İran, islam cumhuriyeti olarak bilinsede müslüman olmayan topluluklarada evsahipliği yapıyor. Tahran da birçok kilise ve mabet bulunmasına ragmen cogunlugu yeni yapılar 1930 sonrası inşaa edilmişler. Bunların arasında en ilginçlerinden biri zerdüşt dini tapınakları


Şehir merkezine yakın, yüzyıllardır yanan ateşi ile bu küçük tapınakta zerduştlük hakkında istediğiniz bilgiyi alabiliyorsunuz (farsça olarak).
Şehir kuzey ve güney olarak anılıyor. Kuzey kesim asıl şehir ve Şah döneminin merkezi. En ünlü saraylardan biride burada.

 Saad Abad sarayı geniş bir alana kurulmuş o dönemin "savurganlığını" göstermek için bugünkü yönetim tarafından ziyarete açılmış.
Şehirin belli başlı eglence yerleri kenarlara serpilmiş. En ünlüleri Darake ve Farahzad. Darake dar bir vadide dere kenarına yerleşmiş lokantalrdan oluşuyor. Yuksekte oldugu için yazın dahi oldukça serin. Çay içmek için güzel bir yer.


Diğer bir yer, Farahzad aynı dagın diger bir yamacında kurulmuş bir mahale

Masaların yanısıra Şark kösesi benzeri oturma alanlarında yemek yeyip dinlenebiliyorsunuz.

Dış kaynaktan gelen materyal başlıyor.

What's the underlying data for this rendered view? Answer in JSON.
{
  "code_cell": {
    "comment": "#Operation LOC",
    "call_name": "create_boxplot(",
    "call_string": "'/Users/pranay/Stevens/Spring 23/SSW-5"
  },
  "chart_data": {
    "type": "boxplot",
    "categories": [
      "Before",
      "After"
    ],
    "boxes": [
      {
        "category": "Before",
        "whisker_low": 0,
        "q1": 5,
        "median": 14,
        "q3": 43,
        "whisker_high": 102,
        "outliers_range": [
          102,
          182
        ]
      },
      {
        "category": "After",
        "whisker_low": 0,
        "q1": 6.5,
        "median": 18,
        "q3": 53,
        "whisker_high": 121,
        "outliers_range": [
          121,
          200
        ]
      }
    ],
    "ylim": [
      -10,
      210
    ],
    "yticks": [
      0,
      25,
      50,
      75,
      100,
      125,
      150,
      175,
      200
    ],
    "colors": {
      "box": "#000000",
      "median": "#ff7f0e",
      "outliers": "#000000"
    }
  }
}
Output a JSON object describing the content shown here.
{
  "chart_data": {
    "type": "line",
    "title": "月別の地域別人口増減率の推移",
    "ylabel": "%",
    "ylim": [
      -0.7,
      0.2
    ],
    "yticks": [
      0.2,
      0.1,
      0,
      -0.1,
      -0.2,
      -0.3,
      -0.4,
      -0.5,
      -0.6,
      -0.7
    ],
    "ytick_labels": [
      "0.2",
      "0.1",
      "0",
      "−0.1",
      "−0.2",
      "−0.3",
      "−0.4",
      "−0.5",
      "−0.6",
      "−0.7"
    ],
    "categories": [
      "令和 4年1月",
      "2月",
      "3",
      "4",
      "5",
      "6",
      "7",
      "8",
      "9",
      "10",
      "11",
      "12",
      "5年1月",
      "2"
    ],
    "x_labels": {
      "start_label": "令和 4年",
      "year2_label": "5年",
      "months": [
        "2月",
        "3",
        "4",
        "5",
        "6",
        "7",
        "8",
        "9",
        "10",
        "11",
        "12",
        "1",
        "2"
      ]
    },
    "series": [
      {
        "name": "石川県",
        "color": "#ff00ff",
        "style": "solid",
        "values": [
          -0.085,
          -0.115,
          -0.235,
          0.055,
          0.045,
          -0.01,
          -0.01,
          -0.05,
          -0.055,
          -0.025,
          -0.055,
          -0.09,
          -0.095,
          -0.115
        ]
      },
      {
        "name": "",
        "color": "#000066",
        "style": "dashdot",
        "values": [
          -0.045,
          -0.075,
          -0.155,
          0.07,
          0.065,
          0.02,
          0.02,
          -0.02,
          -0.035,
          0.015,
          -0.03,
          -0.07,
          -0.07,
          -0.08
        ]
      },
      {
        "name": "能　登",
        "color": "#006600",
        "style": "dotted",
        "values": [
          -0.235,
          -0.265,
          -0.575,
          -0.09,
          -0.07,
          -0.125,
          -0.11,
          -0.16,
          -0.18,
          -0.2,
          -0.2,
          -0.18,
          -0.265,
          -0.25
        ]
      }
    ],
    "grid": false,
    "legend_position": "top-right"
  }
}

Geziler sonrasında birkaç not, şehirde alışveriş yerleri mevcut ancak birçok mal Turkiyeden geliyor ve fiyatlar yüksek. Ambargo (2012 yılı için) nedeniyle vergiler artmiş. Yerel malzemler uygun fiyatla satılıyor ama pazarlık edilmeden alım yapılmamalı.

İslam polisinin baskısı heryerde hissediliyor. Hanımların kapanması mecburi. Açık saçın dahi cezası yuksek ugranılacak hakaret de cabası.

Cuma  günü resmi tatil ve cuma namazı sadece Tahran universitesindeki camide kılınıyor ve genelde gösterilerle devam ediyor.